Mendelson J R, Grasse K L
Division of Life Sciences, University of Toronto, Scarborough, Ontario, Canada.
Exp Brain Res. 1992;91(3):435-54. doi: 10.1007/BF00227840.
Monaural and binaural single unit responses to frequency-modulated (FM) sweeps were compared in cat primary auditory cortex (AI). Both upward-directed (changing from low to high frequency) and downward-directed (changing from high to low frequency) FM sweeps were presented monaurally and binaurally at five rates of frequency modulation (referred to here as the speed of FM sweep). Two types of binaural FM sweep conditions were presented: (1) like-directed FM sweeps, in which identical FM sweeps were presented to both ears, and (2) opposite-directed FM sweeps, in which one ear was presented with one direction of FM sweep while the other ear was simultaneously presented with the opposite direction of FM sweep. In a sample of 78 cells, 33 cells were classified as EE (binaural facilitatory) and 45 were classified as EI (binaural inhibitory). Ninety-four percent of all units were sensitive to the direction and/or speed of FM sweeps. In general, under binaural stimulus conditions, EE cells responded optimally to like-directed FM sweeps, while EI cells preferred opposite-directed FM sweeps. When tested monaurally, 59% of all cells (both EE and EI) were direction selective, with the majority (76%) preferring downward-directed FM sweeps. When tested binaurally, most direction selective EE cells (60%) preferred upward-directed FM sweeps, while the majority of direction selective EI cells (71%) preferred downward-directed FM sweeps. Our analysis also allowed us to classify inhibitory responses of EI cells as either direction selective (37%) or non-direction selective (63%). For FM speed selectivity under monaural conditions, most EE cells preferred fast FM sweep rates (0.4-0.8 kHz/ms), while approximately equal numbers of EI cells preferred either slow (i.e., 0.05-0.1 kHz/ms) or fast (i.e., 0.4-0.8 kHz/ms) speeds. Under binaural conditions, the majority of EE and EI cells responded best to high speeds when tested with like-directed FM sweeps, while the preferred speed with opposite-directed FM sweeps was more broadly tuned. The results suggest the presence of binaural neural mechanisms underlying cortical FM sweep direction and speed selectivity.

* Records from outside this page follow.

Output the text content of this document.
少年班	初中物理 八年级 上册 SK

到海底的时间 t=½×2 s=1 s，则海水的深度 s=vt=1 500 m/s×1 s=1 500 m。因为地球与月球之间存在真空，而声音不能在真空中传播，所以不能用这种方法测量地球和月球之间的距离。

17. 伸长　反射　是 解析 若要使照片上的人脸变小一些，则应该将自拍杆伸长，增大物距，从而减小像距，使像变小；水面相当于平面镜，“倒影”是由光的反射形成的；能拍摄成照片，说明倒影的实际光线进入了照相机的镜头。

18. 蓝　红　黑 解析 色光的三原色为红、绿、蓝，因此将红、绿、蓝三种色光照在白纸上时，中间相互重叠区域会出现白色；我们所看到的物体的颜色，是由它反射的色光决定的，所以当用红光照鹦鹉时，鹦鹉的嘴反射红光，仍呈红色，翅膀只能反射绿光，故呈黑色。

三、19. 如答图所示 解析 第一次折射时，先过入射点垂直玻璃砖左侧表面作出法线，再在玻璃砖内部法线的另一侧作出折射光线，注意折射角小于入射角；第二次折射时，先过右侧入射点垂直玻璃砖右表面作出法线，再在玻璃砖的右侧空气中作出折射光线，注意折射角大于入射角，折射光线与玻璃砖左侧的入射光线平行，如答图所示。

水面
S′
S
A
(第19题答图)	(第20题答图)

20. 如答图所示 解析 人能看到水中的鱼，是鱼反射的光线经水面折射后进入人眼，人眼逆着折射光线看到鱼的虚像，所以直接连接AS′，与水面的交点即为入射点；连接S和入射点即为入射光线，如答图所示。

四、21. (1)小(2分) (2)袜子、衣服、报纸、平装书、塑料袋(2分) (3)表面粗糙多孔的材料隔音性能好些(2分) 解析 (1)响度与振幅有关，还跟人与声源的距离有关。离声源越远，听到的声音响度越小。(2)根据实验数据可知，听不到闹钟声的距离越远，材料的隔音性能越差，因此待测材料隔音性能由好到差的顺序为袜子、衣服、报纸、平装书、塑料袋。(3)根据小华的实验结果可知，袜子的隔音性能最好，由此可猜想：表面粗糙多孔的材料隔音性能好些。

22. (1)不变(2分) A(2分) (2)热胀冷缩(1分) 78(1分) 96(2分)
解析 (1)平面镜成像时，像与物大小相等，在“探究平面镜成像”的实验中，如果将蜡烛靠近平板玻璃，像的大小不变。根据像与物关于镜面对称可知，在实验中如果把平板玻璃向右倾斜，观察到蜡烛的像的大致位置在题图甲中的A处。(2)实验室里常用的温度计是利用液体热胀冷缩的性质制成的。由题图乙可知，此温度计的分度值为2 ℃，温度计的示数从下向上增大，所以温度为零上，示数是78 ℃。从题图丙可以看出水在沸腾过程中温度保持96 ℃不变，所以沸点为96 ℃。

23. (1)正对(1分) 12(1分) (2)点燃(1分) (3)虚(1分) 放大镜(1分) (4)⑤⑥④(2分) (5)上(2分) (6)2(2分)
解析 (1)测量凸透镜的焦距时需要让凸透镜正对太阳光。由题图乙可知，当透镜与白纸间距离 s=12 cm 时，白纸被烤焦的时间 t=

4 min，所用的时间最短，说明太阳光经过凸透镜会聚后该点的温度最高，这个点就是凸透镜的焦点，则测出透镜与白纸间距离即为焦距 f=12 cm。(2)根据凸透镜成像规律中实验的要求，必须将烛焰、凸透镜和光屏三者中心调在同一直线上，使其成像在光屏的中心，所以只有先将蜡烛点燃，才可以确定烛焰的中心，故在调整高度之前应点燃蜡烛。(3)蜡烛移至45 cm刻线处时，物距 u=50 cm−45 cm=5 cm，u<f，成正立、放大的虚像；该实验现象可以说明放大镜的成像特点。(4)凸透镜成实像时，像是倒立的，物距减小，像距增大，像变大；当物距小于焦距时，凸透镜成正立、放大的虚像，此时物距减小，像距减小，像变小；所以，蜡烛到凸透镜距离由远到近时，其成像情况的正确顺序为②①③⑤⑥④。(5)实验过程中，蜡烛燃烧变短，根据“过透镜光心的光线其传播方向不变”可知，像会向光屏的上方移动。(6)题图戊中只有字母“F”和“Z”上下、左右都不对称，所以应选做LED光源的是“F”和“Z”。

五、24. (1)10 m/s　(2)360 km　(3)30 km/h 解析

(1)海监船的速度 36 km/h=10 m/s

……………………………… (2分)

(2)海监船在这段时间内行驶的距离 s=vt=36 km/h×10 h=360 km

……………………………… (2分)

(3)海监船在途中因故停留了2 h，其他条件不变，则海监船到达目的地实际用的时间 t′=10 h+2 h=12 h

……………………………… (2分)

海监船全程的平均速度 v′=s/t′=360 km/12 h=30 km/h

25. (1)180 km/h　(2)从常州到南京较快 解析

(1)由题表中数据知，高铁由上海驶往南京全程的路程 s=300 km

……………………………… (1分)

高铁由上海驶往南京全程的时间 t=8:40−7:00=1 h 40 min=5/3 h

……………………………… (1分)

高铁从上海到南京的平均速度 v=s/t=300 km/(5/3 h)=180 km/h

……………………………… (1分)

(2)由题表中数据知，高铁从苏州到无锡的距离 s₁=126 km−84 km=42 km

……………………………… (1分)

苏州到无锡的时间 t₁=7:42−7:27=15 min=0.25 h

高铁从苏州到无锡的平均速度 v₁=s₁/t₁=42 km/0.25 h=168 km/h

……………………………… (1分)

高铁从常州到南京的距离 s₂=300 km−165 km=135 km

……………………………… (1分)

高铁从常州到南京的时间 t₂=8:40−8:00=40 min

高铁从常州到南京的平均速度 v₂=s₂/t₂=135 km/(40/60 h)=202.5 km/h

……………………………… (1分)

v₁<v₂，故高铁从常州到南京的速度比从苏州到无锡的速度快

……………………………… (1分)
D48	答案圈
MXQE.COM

在猫的初级听觉皮层(AI)中,比较了单耳和双耳对调频(FM)扫描的单个单元反应。向上定向(从低频变为高频)和向下定向(从高频变为低频)的FM扫描以五种调频速率(在此称为FM扫描速度)进行单耳和双耳呈现。呈现了两种类型的双耳FM扫描条件:(1)同向FM扫描,即向双耳呈现相同的FM扫描;(2)反向FM扫描,即一只耳朵呈现一个方向的FM扫描,而另一只耳朵同时呈现相反方向的FM扫描。在78个细胞样本中,33个细胞被分类为EE(双耳促进),45个被分类为EI(双耳抑制)。所有单元中有94%对FM扫描的方向和/或速度敏感。一般来说,在双耳刺激条件下,EE细胞对同向FM扫描反应最佳,而EI细胞更喜欢反向FM扫描。单耳测试时,所有细胞(EE和EI)中有59%具有方向选择性,大多数(76%)更喜欢向下定向的FM扫描。双耳测试时,大多数具有方向选择性的EE细胞(60%)更喜欢向上定向的FM扫描,而大多数具有方向选择性的EI细胞(71%)更喜欢向下定向的FM扫描。我们的分析还使我们能够将EI细胞的抑制反应分类为方向选择性(37%)或非方向选择性(63%)。对于单耳条件下的FM速度选择性,大多数EE细胞更喜欢快速FM扫描速率(0.4 - 0.8 kHz/ms),而大约相同数量的EI细胞更喜欢慢速(即0.05 - 0.1 kHz/ms)或快速(即0.4 - 0.8 kHz/ms)速度。在双耳条件下,当用同向FM扫描测试时,大多数EE和EI细胞对高速反应最佳,而反向FM扫描的首选速度调谐更宽。结果表明存在皮层FM扫描方向和速度选择性的双耳神经机制。